FARGO — Major U.S. railroads announced last week they were preparing for a possible strike by railroad workers, which could "send shock waves" through North Dakota's agriculture sector.
That's according to Brenda Elmer, executive director of the North Dakota Corn Growers Association, who said in a written statement that corn growers in the state rely on rail to get their excess corn — corn that is not used in the state — transported to the Pacific Northwest for export.
"A rail strike would be extremely disruptive to the North Dakota grower harvest, which is just around the corner for corn," Elmer said, adding that a strike would result "in even greater spikes in our input costs this year, which have been unprecedentedly high."
The North Dakota Corn Growers Association represents 13,000 producers.
According to a Reuters report, major freight railroads, including BNSF and CSX, have said they were preparing for a possible strike and service disruption as a deadline looms Friday, Sept. 16, in protracted labor talks.
"While these preparations are necessary, it does not mean that a work stoppage is inevitable," BNSF told Reuters.
According to Reuters, contract negotiations between railways and unions representing 115,000 workers hit an impasse this summer after more than two years of talks.
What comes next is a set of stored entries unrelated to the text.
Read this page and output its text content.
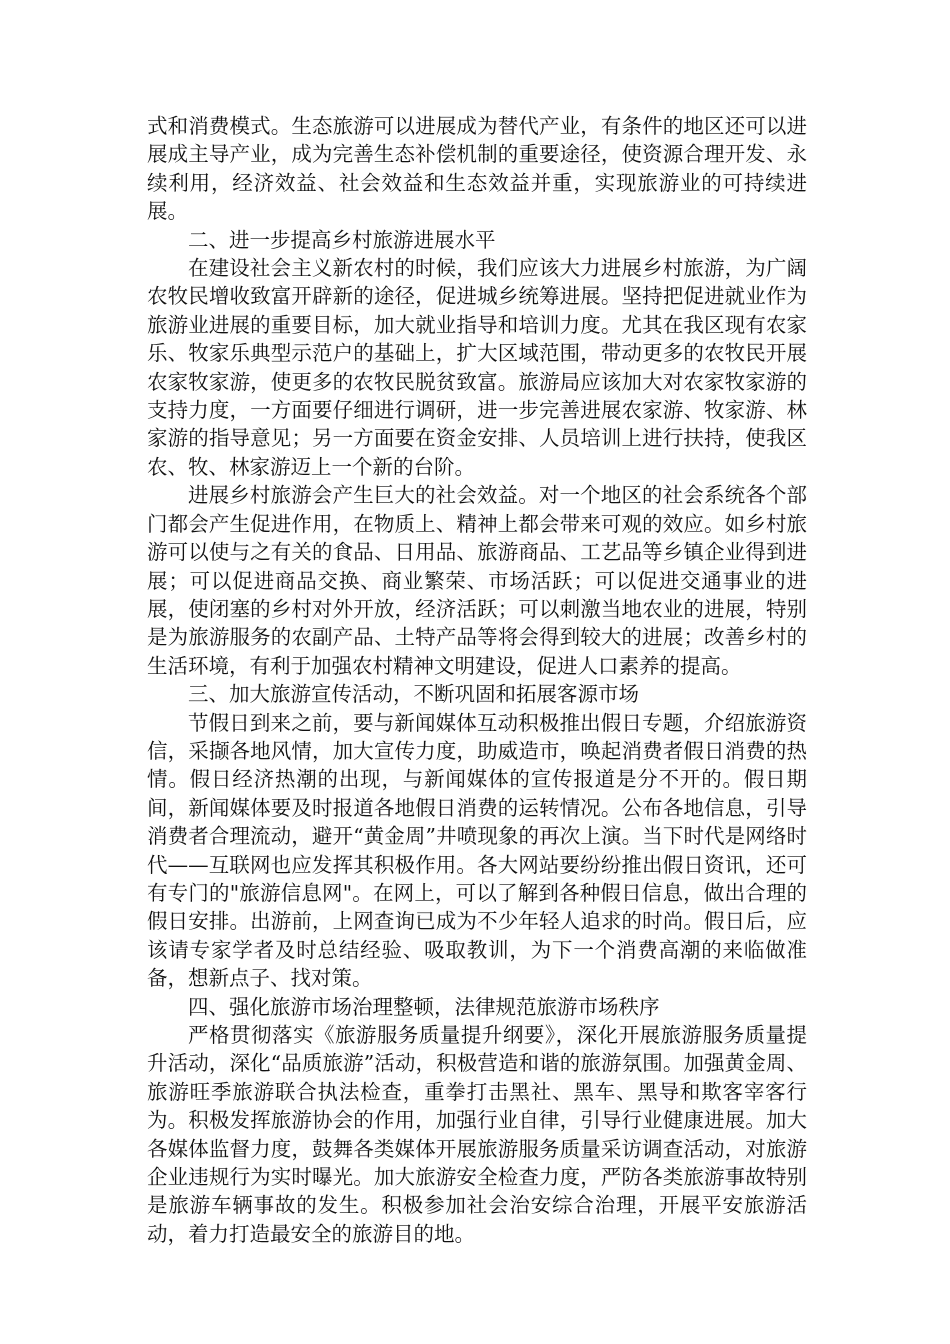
式和消费模式。生态旅游可以进展成为替代产业，有条件的地区还可以进展成主导产业，成为完善生态补偿机制的重要途径，使资源合理开发、永续利用，经济效益、社会效益和生态效益并重，实现旅游业的可持续进展。

二、进一步提高乡村旅游进展水平

在建设社会主义新农村的时候，我们应该大力进展乡村旅游，为广阔农牧民增收致富开辟新的途径，促进城乡统筹进展。坚持把促进就业作为旅游业进展的重要目标，加大就业指导和培训力度。尤其在我区现有农家乐、牧家乐典型示范户的基础上，扩大区域范围，带动更多的农牧民开展农家牧家游，使更多的农牧民脱贫致富。旅游局应该加大对农家牧家游的支持力度，一方面要仔细进行调研，进一步完善进展农家游、牧家游、林家游的指导意见；另一方面要在资金安排、人员培训上进行扶持，使我区农、牧、林家游迈上一个新的台阶。

进展乡村旅游会产生巨大的社会效益。对一个地区的社会系统各个部门都会产生促进作用，在物质上、精神上都会带来可观的效应。如乡村旅游可以使与之有关的食品、日用品、旅游商品、工艺品等乡镇企业得到进展；可以促进商品交换、商业繁荣、市场活跃；可以促进交通事业的进展，使闭塞的乡村对外开放，经济活跃；可以刺激当地农业的进展，特别是为旅游服务的农副产品、土特产品等将会得到较大的进展；改善乡村的生活环境，有利于加强农村精神文明建设，促进人口素养的提高。

三、加大旅游宣传活动，不断巩固和拓展客源市场

节假日到来之前，要与新闻媒体互动积极推出假日专题，介绍旅游资信，采撷各地风情，加大宣传力度，助威造市，唤起消费者假日消费的热情。假日经济热潮的出现，与新闻媒体的宣传报道是分不开的。假日期间，新闻媒体要及时报道各地假日消费的运转情况。公布各地信息，引导消费者合理流动，避开“黄金周”井喷现象的再次上演。当下时代是网络时代——互联网也应发挥其积极作用。各大网站要纷纷推出假日资讯，还可有专门的"旅游信息网"。在网上，可以了解到各种假日信息，做出合理的假日安排。出游前，上网查询已成为不少年轻人追求的时尚。假日后，应该请专家学者及时总结经验、吸取教训，为下一个消费高潮的来临做准备，想新点子、找对策。

四、强化旅游市场治理整顿，法律规范旅游市场秩序

严格贯彻落实《旅游服务质量提升纲要》，深化开展旅游服务质量提升活动，深化“品质旅游”活动，积极营造和谐的旅游氛围。加强黄金周、旅游旺季旅游联合执法检查，重拳打击黑社、黑车、黑导和欺客宰客行为。积极发挥旅游协会的作用，加强行业自律，引导行业健康进展。加大各媒体监督力度，鼓舞各类媒体开展旅游服务质量采访调查活动，对旅游企业违规行为实时曝光。加大旅游安全检查力度，严防各类旅游事故特别是旅游车辆事故的发生。积极参加社会治安综合治理，开展平安旅游活动，着力打造最安全的旅游目的地。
Failure to reach a settlement before a cooling-off period expires Friday could open the door to strikes, employer lockouts and congressional intervention.
Talks are ongoing, a spokesperson for the Association of American Railroads told Reuters.
Elmer said she is hopeful a strike will be avoided, noting that while corn can be transported by truck, it remains "very expensive."
The largest U.S. trucking industry group on Friday urged Congress to be prepared to prevent railroad shutdowns if the negotiations fail to produce contracts by the deadline.
According to Reuters, a railroad work stoppage would require 467,000 long-haul trucks daily to handle shipments diverted from rail, while overall inflation costs would rise even higher.
Ron Ness, president of the North Dakota Petroleum Council, said there likely would be some impacts on the petroleum industry if railroad workers went on strike, but he said those impacts would likely be small compared to other sectors such agriculture and manufacturing.
"Most of our oil production is going out by pipe now. There are certainly barrels (of oil) going out of state on rail, but those barrels are likely able to find another home at this point," Ness said.
The Rail Passengers Association issued a statement on Monday, Sept. 12, in which it said there was a real potential for a rail workers strike this coming weekend.
"While President (Joe) Biden’s Administration and the U.S. Congress are actively engaged in mediating the dispute — which centers on working conditions more than pay — it is important for passengers to understand how it may affect rail operations," the statement from the RPA said.
"As the Association of American Railroads stated last week, freight railroads own ‘nearly 97% of the tracks on Amtrak’s nearly 22,000-mile system.’ If negotiations fail, America’s passenger trains will cease operations outside the Northeast Corridor," said Jim Mathews, president of the Rail Passenger Association.
Mathews called on both freight railroads and rail labor organizations "to continue to negotiate in good faith; the U.S. rail network is too important to America’s citizens to allow for an extended shutdown of the system."